The discussion was moderated by Mark Williams, Managing Director of Shipping Strategy, with the panel comprising Sadan Kaptanoglu, Chairwoman of Kaptanoglu Group and BIMCO President, Mikael Skov, CEO of Hafnia PTE, Ben Nolan, Managing Director of Maritime & Energy Infrastructure Research, Stifel Financial Corp, Philippos Philis, President of Cyprus Shipping Chamber, and Thomas Rehder, Managing Partner of Carsten Rehder Schiffsmalker and Reederei GMBH & Co. KG.

The Chamber’s President highlighted the important factors that will further drive shipping to the new era of transformation, with key drivers being and digitalisation.

Finally, the conference also had a discussion about “Seafarer to e-farer” where the panel agreed that resilience is an essential quality for the future seafarer.

There was collective recognition that education and training must evolve to meet the changing needs of the industry.

And that compelling incentives and demonstrating career progression opportunities will be critical to attracting and retaining talent for the long-term.

To enable the transition from seafarer to e-farer, objective and rigorous research is required to identify training gaps.

The importance of cross-industry collaboration was also highlighted, with the need to increase the dialogue between industry and regulators.

As with previous conferences, a session was held for young shipping executives, titled “Register your voice”, with an interactive, capacity-building and problem-solving session organised in collaboration with Young Ship Cyprus for young shipping professionals.

The session took place for the seventh time, attracting over 200 attendees.

Young executives (under 40 years of age) were presented with challenging topics ahead of the event which they discussed in groups with industry mentors.

The session aimed to provide young people with a platform to discuss their vision for the maritime industry, blue growth goals, career prospects and concerns, and to determine potential solutions to challenging issues.

The groups discussed topics from “The top 5 motivators and demotivated in maritime careers” and “Is top management too distant? How to bridge the gap” to “How to change perceptions: Shipping is dirty and old vs aviation is modern and clean”.

The groups then provided short presentations, sharing their ideas on potential solutions for challenges in the industry including encouraging mentoring programmes, introducing company networking events to increase motivation and encourage collaboration.

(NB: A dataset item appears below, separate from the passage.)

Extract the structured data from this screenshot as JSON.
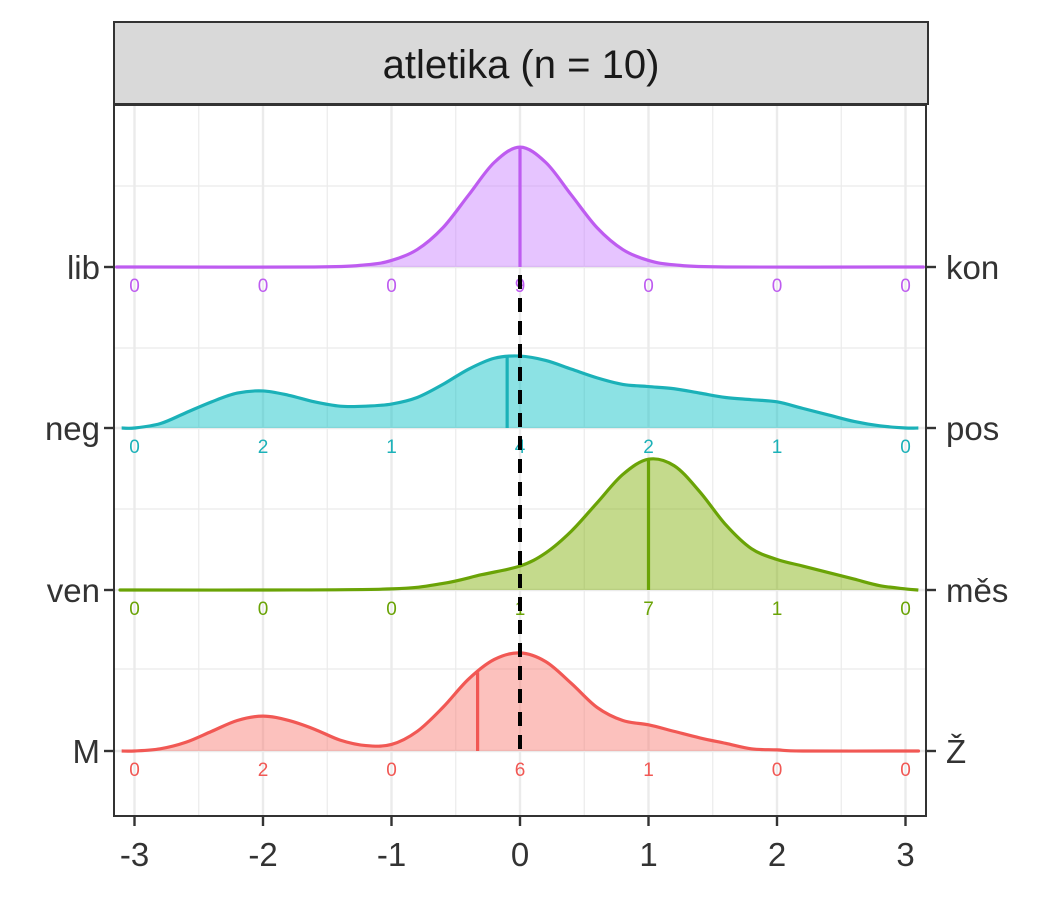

It was noted that the younger generation needs to learn from the older generations and be open-minded as well as trying to develop and innovate within the industry.

The moderators of the discussion were Despina Panayiotou-Theodosiou, President of Women’s International Shipping and Trading Association (WISTA) International and CEO at Tototheo Maritime, and Ilias Bissias, Director at Naftika Chronika magazine of Greece.